How does it "differentiate to $1$"? Take a closer look at it:
\frac{x \ln(y^{100} + 37z^{11})}{x z \sqrt{y^2 +1}} = \frac{\ln(y^{100} + 37z^{11})}{z \sqrt{y^2 +1}}
is independent of $x$. So what happens when you take the partial derivative wrt $x$?

 

[Adeel Ahmad]

Isn't that what you would get if you differentiate with respect to x?

 

[Fightfish]

Isn't that what you would get if you differentiate with respect to x?

No, I haven't differentiated - take a closer look: all I did was to divide both the numerator and denominator by $x$.

 

[Adeel Ahmad]

So that differentiates to 0 then

 

[Fightfish]

So that differentiates to 0 then

Yup. Now look at the second term and see if you notice something similar.

 

[Adeel Ahmad]

So for the second term, differentiating to z is 0 as well

 

[Fightfish]

Yup. So immediately we conclude that $f_{xyz}$ is indeed $0$.

 

[Adeel Ahmad]

Yup. So immediately we conclude that $f_{xyz}$ is indeed $0$.

But we haven't taken the partial derivative wrt y. Don't you have to go in order taking the partial derivative of x, y, then z?

 

[Fightfish]

But we haven't taken the partial derivative wrt y. Don't you have to go in order taking the partial derivative of x, y, then z?

For a suitably well-behaved function, it doesn't matter - as the hint to the question itself explicitly says. Even if you wanted to "go in order", notice that if I had a function that depends only on $x$ and $y$ but not $z$, when I perform the partial derivatives wrt $x$ and $y$, I will still end up with a result that is independent of $z$ i.e. I won't have a $z$ suddenly appearing in my expression. So in the end, when I take the partial derivative wrt $z$, it will still be $0$.

 

[Adeel Ahmad]

I think my confusion lies in splitting the function into two parts. So for the first part of the function differentiating wrt x gives 0 but that's not the case for the second part of the function.

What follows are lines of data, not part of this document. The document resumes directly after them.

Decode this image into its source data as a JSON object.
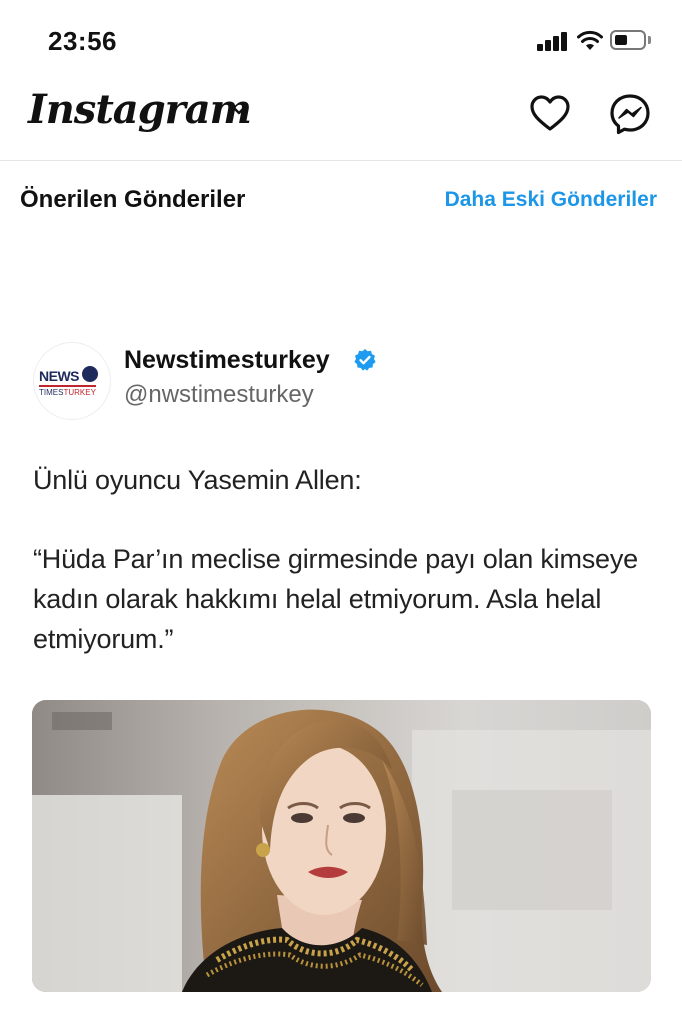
{
  "status_bar": {
    "time": "23:56",
    "icons": [
      "cellular-signal-icon",
      "wifi-icon",
      "battery-icon"
    ],
    "battery_level_percent": 30
  },
  "header": {
    "app_name": "Instagram",
    "icons": [
      "chevron-down-icon",
      "heart-icon",
      "messenger-icon"
    ]
  },
  "feed": {
    "section_title": "Önerilen Gönderiler",
    "older_posts_link": "Daha Eski Gönderiler",
    "link_color": "#1d96e8"
  },
  "post": {
    "author_name": "Newstimesturkey",
    "author_handle": "@nwstimesturkey",
    "verified": true,
    "avatar_logo": {
      "line1": "NEWS",
      "line2": "TIMES",
      "line3": "TURKEY"
    },
    "text_paragraphs": [
      "Ünlü oyuncu Yasemin Allen:",
      "“Hüda Par’ın meclise girmesinde payı olan kimseye kadın olarak hakkımı helal etmiyorum. Asla helal etmiyorum.”"
    ],
    "image": "photo of a woman with long light-brown hair, gold earring and gold-embroidered black top"
  }
}
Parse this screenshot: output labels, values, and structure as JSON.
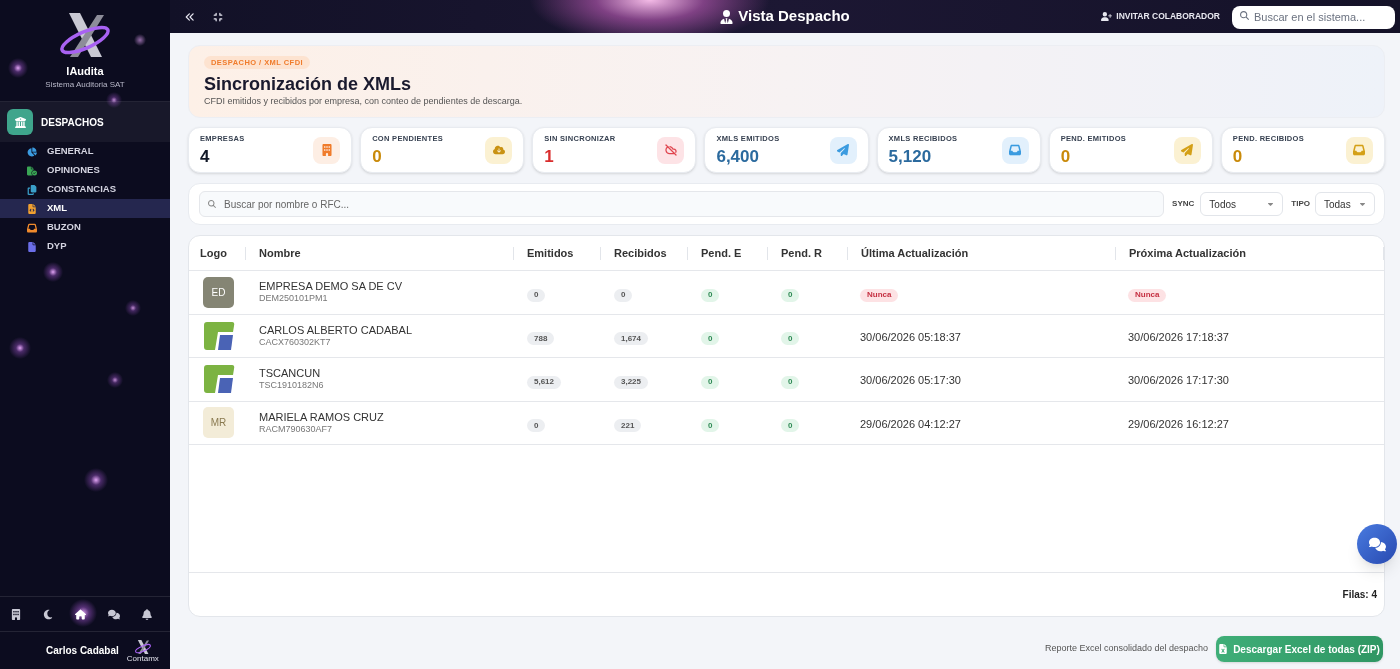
{
  "sidebar": {
    "brand": "IAudita",
    "subtitle": "Sistema Auditoria SAT",
    "section": "DESPACHOS",
    "items": [
      {
        "label": "GENERAL",
        "selected": false
      },
      {
        "label": "OPINIONES",
        "selected": false
      },
      {
        "label": "CONSTANCIAS",
        "selected": false
      },
      {
        "label": "XML",
        "selected": true
      },
      {
        "label": "BUZON",
        "selected": false
      },
      {
        "label": "DYP",
        "selected": false
      }
    ],
    "user": {
      "name": "Carlos Cadabal",
      "logo_caption": "Contamx"
    }
  },
  "header": {
    "title": "Vista Despacho",
    "invite_button": "INVITAR COLABORADOR",
    "search": {
      "placeholder": "Buscar en el sistema..."
    }
  },
  "hero": {
    "breadcrumb": "DESPACHO / XML CFDI",
    "title": "Sincronización de XMLs",
    "subtitle": "CFDI emitidos y recibidos por empresa, con conteo de pendientes de descarga."
  },
  "stats": [
    {
      "label": "EMPRESAS",
      "value": "4",
      "color": "#111827"
    },
    {
      "label": "CON PENDIENTES",
      "value": "0",
      "color": "#c98a0a"
    },
    {
      "label": "SIN SINCRONIZAR",
      "value": "1",
      "color": "#d92d2d"
    },
    {
      "label": "XMLS EMITIDOS",
      "value": "6,400",
      "color": "#2b6a9e"
    },
    {
      "label": "XMLS RECIBIDOS",
      "value": "5,120",
      "color": "#2b6a9e"
    },
    {
      "label": "PEND. EMITIDOS",
      "value": "0",
      "color": "#c98a0a"
    },
    {
      "label": "PEND. RECIBIDOS",
      "value": "0",
      "color": "#c98a0a"
    }
  ],
  "filters": {
    "search": {
      "placeholder": "Buscar por nombre o RFC..."
    },
    "sync": {
      "label": "SYNC",
      "value": "Todos"
    },
    "type": {
      "label": "TIPO",
      "value": "Todas"
    }
  },
  "table": {
    "columns": [
      "Logo",
      "Nombre",
      "Emitidos",
      "Recibidos",
      "Pend. E",
      "Pend. R",
      "Última Actualización",
      "Próxima Actualización"
    ],
    "rows": [
      {
        "logo": {
          "kind": "initials",
          "text": "ED",
          "color": "#858574"
        },
        "name": "EMPRESA DEMO SA DE CV",
        "rfc": "DEM250101PM1",
        "emitidos": "0",
        "recibidos": "0",
        "pend_e": "0",
        "pend_r": "0",
        "last_update": {
          "kind": "badge",
          "text": "Nunca"
        },
        "next_update": {
          "kind": "badge",
          "text": "Nunca"
        }
      },
      {
        "logo": {
          "kind": "image"
        },
        "name": "CARLOS ALBERTO CADABAL",
        "rfc": "CACX760302KT7",
        "emitidos": "788",
        "recibidos": "1,674",
        "pend_e": "0",
        "pend_r": "0",
        "last_update": {
          "kind": "text",
          "text": "30/06/2026 05:18:37"
        },
        "next_update": {
          "kind": "text",
          "text": "30/06/2026 17:18:37"
        }
      },
      {
        "logo": {
          "kind": "image"
        },
        "name": "TSCANCUN",
        "rfc": "TSC1910182N6",
        "emitidos": "5,612",
        "recibidos": "3,225",
        "pend_e": "0",
        "pend_r": "0",
        "last_update": {
          "kind": "text",
          "text": "30/06/2026 05:17:30"
        },
        "next_update": {
          "kind": "text",
          "text": "30/06/2026 17:17:30"
        }
      },
      {
        "logo": {
          "kind": "initials",
          "text": "MR",
          "color": "#f3ecd8"
        },
        "name": "MARIELA RAMOS CRUZ",
        "rfc": "RACM790630AF7",
        "emitidos": "0",
        "recibidos": "221",
        "pend_e": "0",
        "pend_r": "0",
        "last_update": {
          "kind": "text",
          "text": "29/06/2026 04:12:27"
        },
        "next_update": {
          "kind": "text",
          "text": "29/06/2026 16:12:27"
        }
      }
    ],
    "row_count": "Filas: 4"
  },
  "footer": {
    "note": "Reporte Excel consolidado del despacho",
    "download_button": "Descargar Excel de todas (ZIP)"
  }
}
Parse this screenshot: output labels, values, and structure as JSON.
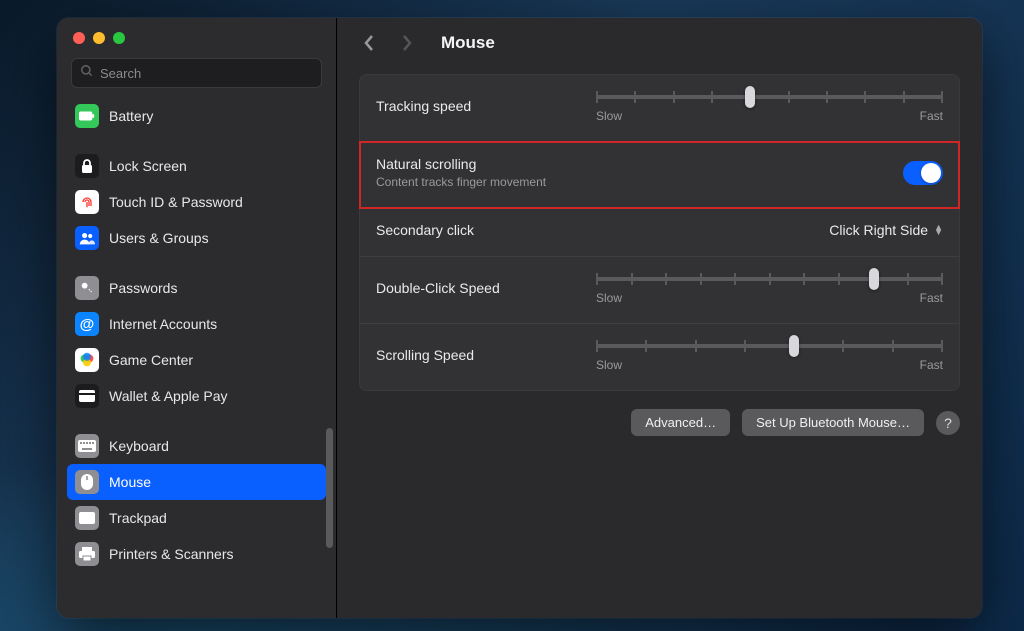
{
  "search": {
    "placeholder": "Search"
  },
  "sidebar": {
    "groups": [
      {
        "items": [
          {
            "label": "Battery",
            "icon_bg": "#34c759",
            "icon_fg": "#fff",
            "name": "battery"
          }
        ]
      },
      {
        "items": [
          {
            "label": "Lock Screen",
            "icon_bg": "#1c1c1e",
            "icon_fg": "#fff",
            "name": "lock-screen"
          },
          {
            "label": "Touch ID & Password",
            "icon_bg": "#ffffff",
            "icon_fg": "#ff3b30",
            "name": "touch-id"
          },
          {
            "label": "Users & Groups",
            "icon_bg": "#0a60ff",
            "icon_fg": "#fff",
            "name": "users-groups"
          }
        ]
      },
      {
        "items": [
          {
            "label": "Passwords",
            "icon_bg": "#8e8e93",
            "icon_fg": "#fff",
            "name": "passwords"
          },
          {
            "label": "Internet Accounts",
            "icon_bg": "#0a84ff",
            "icon_fg": "#fff",
            "name": "internet-accounts"
          },
          {
            "label": "Game Center",
            "icon_bg": "#ffffff",
            "icon_fg": "#ff2d55",
            "name": "game-center"
          },
          {
            "label": "Wallet & Apple Pay",
            "icon_bg": "#1c1c1e",
            "icon_fg": "#fff",
            "name": "wallet"
          }
        ]
      },
      {
        "items": [
          {
            "label": "Keyboard",
            "icon_bg": "#8e8e93",
            "icon_fg": "#fff",
            "name": "keyboard"
          },
          {
            "label": "Mouse",
            "icon_bg": "#8e8e93",
            "icon_fg": "#fff",
            "name": "mouse",
            "selected": true
          },
          {
            "label": "Trackpad",
            "icon_bg": "#8e8e93",
            "icon_fg": "#fff",
            "name": "trackpad"
          },
          {
            "label": "Printers & Scanners",
            "icon_bg": "#8e8e93",
            "icon_fg": "#fff",
            "name": "printers"
          }
        ]
      }
    ]
  },
  "header": {
    "title": "Mouse"
  },
  "settings": {
    "tracking": {
      "label": "Tracking speed",
      "min_label": "Slow",
      "max_label": "Fast",
      "ticks": 10,
      "value": 4
    },
    "natural_scroll": {
      "label": "Natural scrolling",
      "sub": "Content tracks finger movement",
      "on": true,
      "highlight": true
    },
    "secondary": {
      "label": "Secondary click",
      "value": "Click Right Side"
    },
    "double_click": {
      "label": "Double-Click Speed",
      "min_label": "Slow",
      "max_label": "Fast",
      "ticks": 11,
      "value": 8
    },
    "scrolling": {
      "label": "Scrolling Speed",
      "min_label": "Slow",
      "max_label": "Fast",
      "ticks": 8,
      "value": 4
    }
  },
  "footer": {
    "advanced": "Advanced…",
    "bluetooth": "Set Up Bluetooth Mouse…",
    "help": "?"
  }
}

Why do I ignore that second part for x?

 

[Adeel Ahmad]

Like, wouldn't I differentiate the entire function in terms of x?

 

[Fightfish]

Like, wouldn't I differentiate the entire function in terms of x?

What we are actually doing by splitting is to evaluate separately and then add the result together.
Suppose we split a function $f(x,y,z)$ into two parts, say
f(x,y,z) = g(x,y,z) + h(x,y,z)
Then, because partial derivation is linear, we have
f_{xyz} = g_{xyz} + h_{xyz}
so we can find $g_{xyz}$ and $h_{xyz}$ separately and combine the results to get $f_{xyz}$.

 

[Adeel Ahmad]

Ohh ok I got it now. Thank you so much for bearing with me.